Over $4 million in grants to boost cancer research at Centenary Institute

Centenary Institute

Two Centenary Institute scientists have been awarded grants totalling $4.3 million from the Cancer Institute NSW to undertake critical cancer related medical research.

A major cause of illness, cancer is responsible for approximately 50,000 deaths each year in Australia.

The grants will enable world-leading research in two dedicated cancer areas. The first, the development of a new theranostic, a form of precision medicine, that is designed to work against all types of solid tumours.

The other, a new study investigating melanoma, to determine why men have twice the fatality rate of women when it comes to this deadliest form of skin cancer.

Funded Centenary Institute scientists and their research:

Professor Philip Hogg, Head, ACRF Centenary Cancer Research Centre.

Awarded a Translational Program Grant. $3.7 million over five years.

The grant will fund the development of a new theranostic that is designed to work against all types of cancers, becoming more effective with each administration.

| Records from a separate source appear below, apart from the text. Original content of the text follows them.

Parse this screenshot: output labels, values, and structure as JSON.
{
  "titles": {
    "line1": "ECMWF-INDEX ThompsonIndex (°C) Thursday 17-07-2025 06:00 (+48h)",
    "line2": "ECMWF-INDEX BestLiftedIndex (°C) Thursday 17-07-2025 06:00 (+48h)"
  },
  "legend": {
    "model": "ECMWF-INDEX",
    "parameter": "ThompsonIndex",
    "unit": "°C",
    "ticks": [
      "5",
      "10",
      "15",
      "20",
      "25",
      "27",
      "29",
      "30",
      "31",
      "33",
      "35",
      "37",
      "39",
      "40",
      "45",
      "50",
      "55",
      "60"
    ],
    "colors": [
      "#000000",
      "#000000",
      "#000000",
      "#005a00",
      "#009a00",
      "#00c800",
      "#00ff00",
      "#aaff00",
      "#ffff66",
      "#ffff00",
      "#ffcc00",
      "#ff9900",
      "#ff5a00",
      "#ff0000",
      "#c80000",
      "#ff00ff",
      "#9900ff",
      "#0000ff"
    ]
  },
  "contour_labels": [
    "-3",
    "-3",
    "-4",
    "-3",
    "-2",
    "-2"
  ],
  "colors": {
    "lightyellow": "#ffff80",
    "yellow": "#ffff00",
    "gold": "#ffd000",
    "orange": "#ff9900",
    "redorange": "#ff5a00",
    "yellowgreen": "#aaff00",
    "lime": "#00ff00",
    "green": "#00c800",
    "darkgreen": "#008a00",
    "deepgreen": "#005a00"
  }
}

An emerging field, theranostics refers to a combined therapy and diagnostics approach. It involves the use of a diagnostic drug to first identify and label tumour cells – followed by the delivery of a therapeutic isotope (radioactive drug) to then kill the identified tumours.

Dr Jessamy Tiffen, Head, Melanoma Epigenetics Laboratory.

Awarded a Career Development Fellowship. $600,000 over three years.

The funding will look to determine why men are more than twice as likely to die from cancer as compared to women, specifically focusing on melanoma. Genes located on the X-chromosome will be comprehensively investigated to help explain this phenomenon and new melanoma treatments or interventions to improve survival outcomes in men will also be explored.

Professor Mathew Vadas AO, Centenary Institute Executive Director, said the successful grants were superb outcomes for two vital projects.

“Around 30% of Australians die of cancer with the disease also a leading cause of morbidity world-wide. It places a tremendous health burden on society,” said Professor Vadas.

“I congratulate both Professor Hogg and Dr Tiffen on their successful grants. They are both exceptional scientists and leaders in their fields. Each study will embrace the latest in advanced technologies and techniques, and has the potential to revolutionise cancer treatments, improving health and saving lives in our communities.”